Formed in Gothenburg ten years ago, Swedish band DEAD BY APRIL returns with its fourth album, “Worlds Collide”, on April 7 via Spinefarm. Since the turbulence around the last record, “Let The World Know”, drummer Marcus Rosell (ENDS WITH A BULLET) has replaced Alex Svenningson. And as a result of Zandro Santiago leaving the band in 2014, the clean vocals are, for the first time ever on a DEAD BY APRIL album, handled by the founder, guitarist and songwriter Pontus Hjelm. Together with Marcus Wesslén (bass) and Christoffer Andersson (vocals) the now-four-piece act is more focused than ever.

“It’s liberating to have a respectful attitude to each other in the band, and to be able to put all energy on the music instead,” says Pontus Hjelm.

“Worlds Collide” was once again produced by Pontus Hjelm. But this time DEAD BY APRIL had famous American producer Ben Grosse, known for his work with artists like MARILYN MANSON, SLIPKNOT, ALTER BRIDGE and DISTURBED, lay his hands on the final production. Grosse mixed “Worlds Collide” in Los Angeles and carved out a more grown DEAD BY APRIL sound that the fans will both recognize and hear distinct development in. The dynamic result spans from the powerful rock ballad “Perfect The Way You Are” to the aggressive all growl track “This Is My Life”.

“What’s relatively new sound wise on this album is that my clean vocals also has some rawness to it,” Hjelm says. “I put more power into my singing, which adds attitude to the vocals. It was a challenge getting there without a complete change in our sound.”

Having blasted its way into the metal scene, with MySpace as a springboard, DEAD BY APRIL debuted with its self titled album in 2009. That same year the band had an instant breakthrough with the single “Losing You”, which soon led DEAD BY APRIL to gold albums in Sweden for both the debut album and the 2011 follow-up, “Incomparable”. Fans all over the globe have discovered the unique sound of DEAD BY APRIL and the band have toured the world since — with artists like LINKIN PARK, AVENGED SEVENFOLD, KILLSWITCH ENGAGE and SLIPKNOT. But along with the success their natural mix of catchy pop melodies and aggressive metal have provoked some listeners throughout the bands entire career. On the new album, this has inspired “Can You See The Red”, a song reflecting on Internet hate as a phenomenon. And according to Pontus Hjelm it ended up being one of the angriest songs the band’s ever written.
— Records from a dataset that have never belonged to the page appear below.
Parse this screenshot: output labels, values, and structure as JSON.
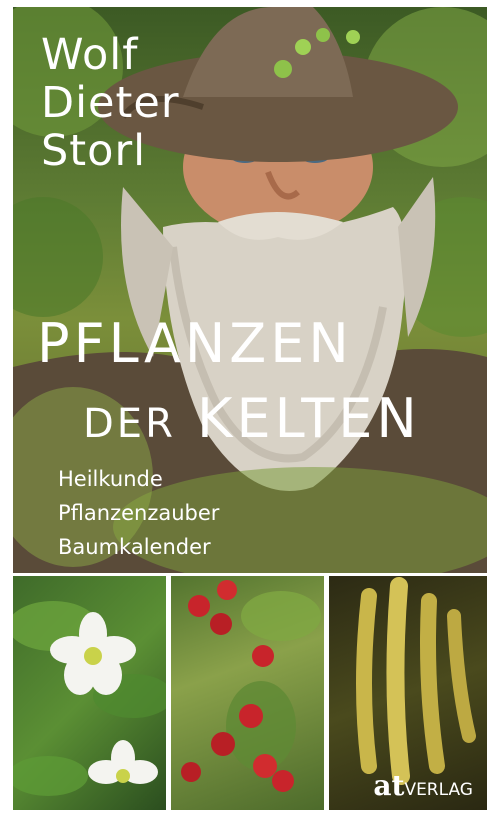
{
  "author": {
    "line1": "Wolf",
    "line2": "Dieter",
    "line3": "Storl"
  },
  "title": {
    "line1": "PFLANZEN",
    "line2_small": "DER",
    "line2_big": "KELTEN"
  },
  "subtitle": [
    "Heilkunde",
    "Pflanzenzauber",
    "Baumkalender"
  ],
  "publisher": {
    "at": "at",
    "verlag": "VERLAG"
  },
  "colors": {
    "text": "#ffffff",
    "background": "#ffffff"
  }
}
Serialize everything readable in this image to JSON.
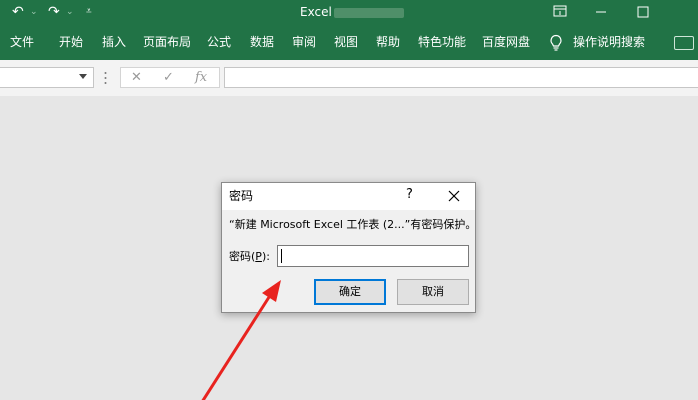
{
  "titlebar": {
    "title": "Excel",
    "undo_icon": "undo-icon",
    "redo_icon": "redo-icon",
    "customize_icon": "dropdown-icon",
    "ribbon_options_icon": "ribbon-display-icon",
    "minimize_icon": "minimize-icon",
    "maximize_icon": "maximize-icon"
  },
  "ribbon": {
    "tabs": [
      "文件",
      "开始",
      "插入",
      "页面布局",
      "公式",
      "数据",
      "审阅",
      "视图",
      "帮助",
      "特色功能",
      "百度网盘"
    ],
    "tell_me": "操作说明搜索"
  },
  "formula_bar": {
    "cancel_symbol": "✕",
    "enter_symbol": "✓",
    "fx_symbol": "fx"
  },
  "dialog": {
    "title": "密码",
    "help": "?",
    "message": "“新建 Microsoft Excel 工作表 (2...”有密码保护。",
    "password_label_prefix": "密码(",
    "password_label_key": "P",
    "password_label_suffix": "):",
    "password_value": "",
    "ok_label": "确定",
    "cancel_label": "取消"
  },
  "colors": {
    "excel_green": "#217346",
    "annotation_arrow": "#e8231f",
    "focus_border": "#0078d7"
  }
}
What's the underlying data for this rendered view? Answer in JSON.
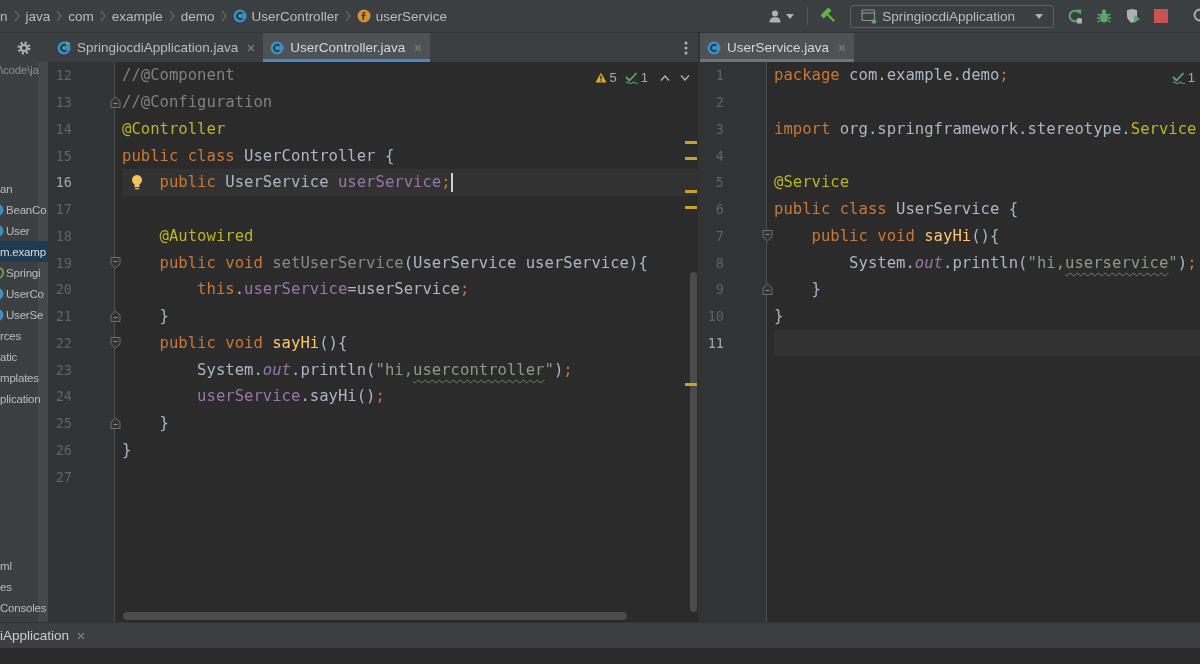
{
  "breadcrumbs": [
    {
      "label": "n",
      "kind": "folder"
    },
    {
      "label": "java",
      "kind": "folder"
    },
    {
      "label": "com",
      "kind": "folder"
    },
    {
      "label": "example",
      "kind": "folder"
    },
    {
      "label": "demo",
      "kind": "folder"
    },
    {
      "label": "UserController",
      "kind": "class"
    },
    {
      "label": "userService",
      "kind": "field"
    }
  ],
  "toolbar": {
    "run_configuration": "SpringiocdiApplication"
  },
  "project_panel": {
    "path": "\\code\\ja",
    "items": [
      {
        "label": "an",
        "kind": "plain",
        "selected": false
      },
      {
        "label": "BeanCo",
        "kind": "class",
        "selected": false
      },
      {
        "label": "User",
        "kind": "class",
        "selected": false
      },
      {
        "label": "m.examp",
        "kind": "plain",
        "selected": true
      },
      {
        "label": "Springi",
        "kind": "spring",
        "selected": false
      },
      {
        "label": "UserCo",
        "kind": "class",
        "selected": false
      },
      {
        "label": "UserSe",
        "kind": "class",
        "selected": false
      },
      {
        "label": "rces",
        "kind": "plain",
        "selected": false
      },
      {
        "label": "atic",
        "kind": "plain",
        "selected": false
      },
      {
        "label": "mplates",
        "kind": "plain",
        "selected": false
      },
      {
        "label": "plication",
        "kind": "plain",
        "selected": false
      }
    ],
    "bottom_items": [
      {
        "label": "ml",
        "selected": false
      },
      {
        "label": "es",
        "selected": false
      },
      {
        "label": "Consoles",
        "selected": false
      }
    ]
  },
  "editors": [
    {
      "focused": true,
      "options_menu": true,
      "navigation_arrows": true,
      "tabs": [
        {
          "label": "SpringiocdiApplication.java",
          "kind": "runnable",
          "selected": false
        },
        {
          "label": "UserController.java",
          "kind": "class",
          "selected": true
        }
      ],
      "inspections": [
        {
          "kind": "warning",
          "count": "5"
        },
        {
          "kind": "typo",
          "count": "1"
        }
      ],
      "lines": [
        {
          "number": "12",
          "selected": false,
          "tokens": [
            {
              "text": "//@Component",
              "kind": "comment"
            }
          ]
        },
        {
          "number": "13",
          "selected": false,
          "icons": [
            {
              "kind": "fold_end"
            }
          ],
          "tokens": [
            {
              "text": "//@Configuration",
              "kind": "comment"
            }
          ]
        },
        {
          "number": "14",
          "selected": false,
          "tokens": [
            {
              "text": "@Controller",
              "kind": "annotation"
            }
          ]
        },
        {
          "number": "15",
          "selected": false,
          "tokens": [
            {
              "text": "public class ",
              "kind": "keyword"
            },
            {
              "text": "UserController {",
              "kind": "plain"
            }
          ]
        },
        {
          "number": "16",
          "selected": true,
          "icons": [
            {
              "kind": "bulb"
            }
          ],
          "tokens": [
            {
              "text": "    public ",
              "kind": "keyword"
            },
            {
              "text": "UserService ",
              "kind": "plain"
            },
            {
              "text": "userService",
              "kind": "field"
            },
            {
              "text": ";",
              "kind": "punct"
            }
          ]
        },
        {
          "number": "17",
          "selected": false
        },
        {
          "number": "18",
          "selected": false,
          "tokens": [
            {
              "text": "    @Autowired",
              "kind": "annotation"
            }
          ]
        },
        {
          "number": "19",
          "selected": false,
          "icons": [
            {
              "kind": "fold_start"
            }
          ],
          "tokens": [
            {
              "text": "    public void ",
              "kind": "keyword"
            },
            {
              "text": "setUserService",
              "kind": "unused"
            },
            {
              "text": "(UserService userService){",
              "kind": "plain"
            }
          ]
        },
        {
          "number": "20",
          "selected": false,
          "tokens": [
            {
              "text": "        this",
              "kind": "keyword"
            },
            {
              "text": ".",
              "kind": "plain"
            },
            {
              "text": "userService",
              "kind": "field"
            },
            {
              "text": "=userService",
              "kind": "plain"
            },
            {
              "text": ";",
              "kind": "punct"
            }
          ]
        },
        {
          "number": "21",
          "selected": false,
          "icons": [
            {
              "kind": "fold_end"
            }
          ],
          "tokens": [
            {
              "text": "    }",
              "kind": "plain"
            }
          ]
        },
        {
          "number": "22",
          "selected": false,
          "icons": [
            {
              "kind": "fold_start"
            }
          ],
          "tokens": [
            {
              "text": "    public void ",
              "kind": "keyword"
            },
            {
              "text": "sayHi",
              "kind": "method"
            },
            {
              "text": "(){",
              "kind": "plain"
            }
          ]
        },
        {
          "number": "23",
          "selected": false,
          "tokens": [
            {
              "text": "        System.",
              "kind": "plain"
            },
            {
              "text": "out",
              "kind": "static"
            },
            {
              "text": ".println(",
              "kind": "plain"
            },
            {
              "text": "\"hi,",
              "kind": "string"
            },
            {
              "text": "usercontroller",
              "kind": "typo"
            },
            {
              "text": "\"",
              "kind": "string"
            },
            {
              "text": ")",
              "kind": "plain"
            },
            {
              "text": ";",
              "kind": "punct"
            }
          ]
        },
        {
          "number": "24",
          "selected": false,
          "tokens": [
            {
              "text": "        userService",
              "kind": "field"
            },
            {
              "text": ".sayHi()",
              "kind": "plain"
            },
            {
              "text": ";",
              "kind": "punct"
            }
          ]
        },
        {
          "number": "25",
          "selected": false,
          "icons": [
            {
              "kind": "fold_end"
            }
          ],
          "tokens": [
            {
              "text": "    }",
              "kind": "plain"
            }
          ]
        },
        {
          "number": "26",
          "selected": false,
          "tokens": [
            {
              "text": "}",
              "kind": "plain"
            }
          ]
        },
        {
          "number": "27",
          "selected": false
        }
      ]
    },
    {
      "focused": false,
      "options_menu": false,
      "navigation_arrows": false,
      "tabs": [
        {
          "label": "UserService.java",
          "kind": "class",
          "selected": true
        }
      ],
      "inspections": [
        {
          "kind": "typo",
          "count": "1"
        }
      ],
      "lines": [
        {
          "number": "1",
          "selected": false,
          "tokens": [
            {
              "text": "package ",
              "kind": "keyword"
            },
            {
              "text": "com.example.demo",
              "kind": "plain"
            },
            {
              "text": ";",
              "kind": "punct"
            }
          ]
        },
        {
          "number": "2",
          "selected": false
        },
        {
          "number": "3",
          "selected": false,
          "tokens": [
            {
              "text": "import ",
              "kind": "keyword"
            },
            {
              "text": "org.springframework.stereotype.",
              "kind": "plain"
            },
            {
              "text": "Service",
              "kind": "annotation"
            }
          ]
        },
        {
          "number": "4",
          "selected": false
        },
        {
          "number": "5",
          "selected": false,
          "tokens": [
            {
              "text": "@Service",
              "kind": "annotation"
            }
          ]
        },
        {
          "number": "6",
          "selected": false,
          "tokens": [
            {
              "text": "public class ",
              "kind": "keyword"
            },
            {
              "text": "UserService {",
              "kind": "plain"
            }
          ]
        },
        {
          "number": "7",
          "selected": false,
          "icons": [
            {
              "kind": "fold_start"
            }
          ],
          "tokens": [
            {
              "text": "    public void ",
              "kind": "keyword"
            },
            {
              "text": "sayHi",
              "kind": "method"
            },
            {
              "text": "(){",
              "kind": "plain"
            }
          ]
        },
        {
          "number": "8",
          "selected": false,
          "tokens": [
            {
              "text": "        System.",
              "kind": "plain"
            },
            {
              "text": "out",
              "kind": "static"
            },
            {
              "text": ".println(",
              "kind": "plain"
            },
            {
              "text": "\"hi,",
              "kind": "string"
            },
            {
              "text": "userservice",
              "kind": "typo"
            },
            {
              "text": "\"",
              "kind": "string"
            },
            {
              "text": ")",
              "kind": "plain"
            },
            {
              "text": ";",
              "kind": "punct"
            }
          ]
        },
        {
          "number": "9",
          "selected": false,
          "icons": [
            {
              "kind": "fold_end"
            }
          ],
          "tokens": [
            {
              "text": "    }",
              "kind": "plain"
            }
          ]
        },
        {
          "number": "10",
          "selected": false,
          "tokens": [
            {
              "text": "}",
              "kind": "plain"
            }
          ]
        },
        {
          "number": "11",
          "selected": true
        }
      ]
    }
  ],
  "tool_window_tabs": [
    {
      "label": "iApplication"
    }
  ]
}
“It’s quite depressing. How can the hate comments on YouTube be the same as they where ten years ago? It is provocative,” he says. “But on the other hand, we don’t really care. We won’t be provoked by a single comment. The song is some kind of of reflection on how ridiculous the online hatred is. But it’s complex. A pure hater probably has other problems behind all those comments.”

And on “Worlds Collide”, DEAD BY APRIL will likely once again provoke listeners with their music. The powerful ballad “For Every Step” breaks new ground for the band as none of the singers Christoffer “Stoffe” Andersson and Pontus Hjelm handles the vocals. Instead they have brought in the true Swedish voice giant Tommy Körberg. Not only has the singer been one of the most respected artists in Sweden for almost five decades, Körberg is also well known for his international work in both Eurovision Song Contest and the highly acclaimed musical “Chess” (written by ABBA legendary masterminds Benny Andersson and Björn Ulvaeus). At the age of 68, Körberg makes a breathtaking metal debut.

The idea came from “Stoffe” who heard the voice of Körberg in his head when working on the demo. DEAD BY APRIL contacted the singer, who loved the song and agreed to make a exclusive guest appearance. After one hour in a studio in Stockholm, the vocals were done.

“It was awesome,” says Hjelm. “Tommy Körberg, almost 70 years old, enters the studio and doesn’t even bother to warm up his voice. He pulls off his leather jacket, steps into the tracking room and just nails it.”

The collaboration could’ve ended there. The idea was to have Körberg singing one of the verses and Pontus the rest. But just a few days after the recording session in Stockholm, the Swedish icon is having second thoughts — Körberg is convinced that “For Every Step” will turn out even better if he sings the entire song by himself.

“It was very flattering,” says Pontus Hjelm. “I replied, ‘Of course, you are the best voice in Sweden.’ Then he took a train to Gothenburg and recorded the rest of the vocals in my studio. It was awesome.”